Lawyers in the California Attorney General’s Office consider the decision a victory but they are eager to see the details of the EPA’s proposed rule, which is at least several months away.

“It’s impossible to predict the outcome of this, except to say we’ll have more disclosure than we have today,” said Deputy Attorney General Claudia Polsky.

Options the EPA said it will consider include disclosure of all inert ingredients regardless of hazard or only those that are considered potentially hazardous. Some of the requirements may be voluntary.

“EPA is not committing and indeed legally cannot commit, to any particular outcome for rulemaking,” Edwards wrote in her letter to the petitioners. The agency’s advance notice of a rule was published Tuesday, but the draft rule outlining the details will take months.

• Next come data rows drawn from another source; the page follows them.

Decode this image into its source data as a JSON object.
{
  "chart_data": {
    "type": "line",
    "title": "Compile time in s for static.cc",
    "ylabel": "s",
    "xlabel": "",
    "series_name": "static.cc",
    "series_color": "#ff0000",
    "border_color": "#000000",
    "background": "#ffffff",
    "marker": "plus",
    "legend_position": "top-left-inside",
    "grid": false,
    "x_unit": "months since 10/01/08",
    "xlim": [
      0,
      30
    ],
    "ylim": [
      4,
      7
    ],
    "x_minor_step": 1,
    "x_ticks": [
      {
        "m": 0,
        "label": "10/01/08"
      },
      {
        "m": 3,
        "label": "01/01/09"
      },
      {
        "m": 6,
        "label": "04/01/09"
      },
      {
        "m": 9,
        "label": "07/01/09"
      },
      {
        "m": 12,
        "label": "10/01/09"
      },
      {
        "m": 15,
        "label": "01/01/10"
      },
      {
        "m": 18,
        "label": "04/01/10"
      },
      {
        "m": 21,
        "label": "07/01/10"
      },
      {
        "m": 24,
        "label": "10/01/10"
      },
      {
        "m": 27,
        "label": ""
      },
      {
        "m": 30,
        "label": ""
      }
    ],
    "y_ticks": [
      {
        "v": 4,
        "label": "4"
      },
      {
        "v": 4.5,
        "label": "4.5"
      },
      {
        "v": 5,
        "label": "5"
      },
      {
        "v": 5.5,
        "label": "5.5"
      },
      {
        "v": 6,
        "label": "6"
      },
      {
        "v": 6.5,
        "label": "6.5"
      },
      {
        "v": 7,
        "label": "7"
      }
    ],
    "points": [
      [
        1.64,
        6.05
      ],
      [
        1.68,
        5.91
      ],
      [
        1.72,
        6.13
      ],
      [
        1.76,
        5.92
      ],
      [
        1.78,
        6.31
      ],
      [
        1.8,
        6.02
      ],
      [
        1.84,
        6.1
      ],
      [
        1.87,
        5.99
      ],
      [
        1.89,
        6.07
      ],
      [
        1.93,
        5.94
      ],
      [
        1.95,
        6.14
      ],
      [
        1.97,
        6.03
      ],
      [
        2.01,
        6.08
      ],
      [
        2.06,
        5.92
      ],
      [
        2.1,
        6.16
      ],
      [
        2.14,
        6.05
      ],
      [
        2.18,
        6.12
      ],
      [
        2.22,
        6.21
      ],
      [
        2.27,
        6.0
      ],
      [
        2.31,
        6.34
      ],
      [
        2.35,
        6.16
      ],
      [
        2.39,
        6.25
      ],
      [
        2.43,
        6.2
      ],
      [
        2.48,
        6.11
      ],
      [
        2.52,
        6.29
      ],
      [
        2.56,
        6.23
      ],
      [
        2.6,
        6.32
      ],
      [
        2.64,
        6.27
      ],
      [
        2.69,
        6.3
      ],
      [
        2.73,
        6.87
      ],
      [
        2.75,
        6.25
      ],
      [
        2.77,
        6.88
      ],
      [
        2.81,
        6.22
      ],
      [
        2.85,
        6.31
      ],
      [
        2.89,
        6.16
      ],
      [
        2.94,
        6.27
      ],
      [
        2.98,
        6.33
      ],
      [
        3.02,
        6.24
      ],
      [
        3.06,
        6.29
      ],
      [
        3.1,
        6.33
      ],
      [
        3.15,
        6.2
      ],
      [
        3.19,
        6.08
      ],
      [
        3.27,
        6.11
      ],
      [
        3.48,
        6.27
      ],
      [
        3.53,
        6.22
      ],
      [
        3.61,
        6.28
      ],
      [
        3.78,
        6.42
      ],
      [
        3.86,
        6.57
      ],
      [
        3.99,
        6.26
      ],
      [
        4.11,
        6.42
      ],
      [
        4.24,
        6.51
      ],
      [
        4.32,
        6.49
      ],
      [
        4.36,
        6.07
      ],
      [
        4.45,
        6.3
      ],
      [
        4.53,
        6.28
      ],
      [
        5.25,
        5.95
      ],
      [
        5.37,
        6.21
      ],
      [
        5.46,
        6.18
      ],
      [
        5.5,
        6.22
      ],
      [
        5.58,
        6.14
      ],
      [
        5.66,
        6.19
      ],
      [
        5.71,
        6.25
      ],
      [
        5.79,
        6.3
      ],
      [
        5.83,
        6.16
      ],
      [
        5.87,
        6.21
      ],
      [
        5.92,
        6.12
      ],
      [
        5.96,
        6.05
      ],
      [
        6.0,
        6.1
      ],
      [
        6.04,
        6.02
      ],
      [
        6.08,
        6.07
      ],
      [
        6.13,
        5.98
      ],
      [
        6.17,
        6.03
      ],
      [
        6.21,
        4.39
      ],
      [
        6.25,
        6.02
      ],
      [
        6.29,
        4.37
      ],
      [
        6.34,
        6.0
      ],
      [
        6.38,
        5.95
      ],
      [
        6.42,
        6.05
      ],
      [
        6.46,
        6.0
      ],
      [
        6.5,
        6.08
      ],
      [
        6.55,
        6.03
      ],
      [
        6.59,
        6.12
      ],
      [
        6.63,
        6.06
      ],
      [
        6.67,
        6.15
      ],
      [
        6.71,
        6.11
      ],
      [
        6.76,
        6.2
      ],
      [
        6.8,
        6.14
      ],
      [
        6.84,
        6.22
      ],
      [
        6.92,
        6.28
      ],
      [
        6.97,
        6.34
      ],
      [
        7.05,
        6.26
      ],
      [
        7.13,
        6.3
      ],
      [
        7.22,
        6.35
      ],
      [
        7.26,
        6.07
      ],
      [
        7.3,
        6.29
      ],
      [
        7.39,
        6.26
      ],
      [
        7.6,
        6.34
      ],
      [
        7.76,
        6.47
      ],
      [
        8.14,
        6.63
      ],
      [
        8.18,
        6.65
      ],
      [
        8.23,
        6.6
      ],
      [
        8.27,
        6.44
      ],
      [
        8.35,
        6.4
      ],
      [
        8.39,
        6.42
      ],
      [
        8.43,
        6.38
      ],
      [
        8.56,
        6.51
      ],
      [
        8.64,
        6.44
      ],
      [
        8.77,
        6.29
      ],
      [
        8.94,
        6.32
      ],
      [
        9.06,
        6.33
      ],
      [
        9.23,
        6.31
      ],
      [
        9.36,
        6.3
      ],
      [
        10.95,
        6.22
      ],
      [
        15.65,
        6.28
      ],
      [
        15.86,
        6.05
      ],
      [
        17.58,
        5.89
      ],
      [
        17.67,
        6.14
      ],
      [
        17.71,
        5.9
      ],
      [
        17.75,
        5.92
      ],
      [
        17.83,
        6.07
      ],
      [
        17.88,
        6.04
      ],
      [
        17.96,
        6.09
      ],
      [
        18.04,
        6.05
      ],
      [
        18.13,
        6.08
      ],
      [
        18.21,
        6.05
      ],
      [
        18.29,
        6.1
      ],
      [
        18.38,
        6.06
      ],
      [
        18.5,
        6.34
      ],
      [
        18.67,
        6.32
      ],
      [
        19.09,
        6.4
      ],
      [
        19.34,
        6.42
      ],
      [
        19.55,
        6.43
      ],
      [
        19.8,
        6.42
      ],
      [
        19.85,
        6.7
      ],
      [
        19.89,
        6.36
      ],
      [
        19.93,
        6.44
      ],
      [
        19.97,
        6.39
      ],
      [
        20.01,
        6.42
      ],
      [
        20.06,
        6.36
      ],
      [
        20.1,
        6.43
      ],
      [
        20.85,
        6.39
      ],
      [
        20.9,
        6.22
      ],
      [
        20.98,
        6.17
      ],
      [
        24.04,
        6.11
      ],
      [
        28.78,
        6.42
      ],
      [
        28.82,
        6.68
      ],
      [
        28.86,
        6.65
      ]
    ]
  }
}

In 2006, the Northwest Coalition and 15 state attorney generals sent their latest petitions to the EPA, specifically seeking the listing of 374 chemicals on labels. Those chemicals already are considered hazardous under other environmental laws, including the Clean Air Act.

In September, the EPA denied that part of the petition, preferring to enact a new rule and saying that the chemical-by-chemical approach was not practical and “would potentially result in numerous challenges regarding individual products.”

Pesticide manufacturers are allowed to use nearly 4,000 inert compounds in their insecticides, herbicides and other pest-killing products. Since 1987, they have been required to list on labels only about 50, including asbestos and cadmium. Nearly all of those have disappeared from pesticides since then.

Under federal law, only the EPA has authority to require information on pesticide labels, so state officials cannot act on their own.

Some scientists have been concerned about the toxic effects of inert ingredients. A recent study found that one, called polyethoxylated tallowamine, or POEA, used in the popular herbicide Roundup is more deadly to human embryonic, placental and umbilical cord cells than the herbicide itself.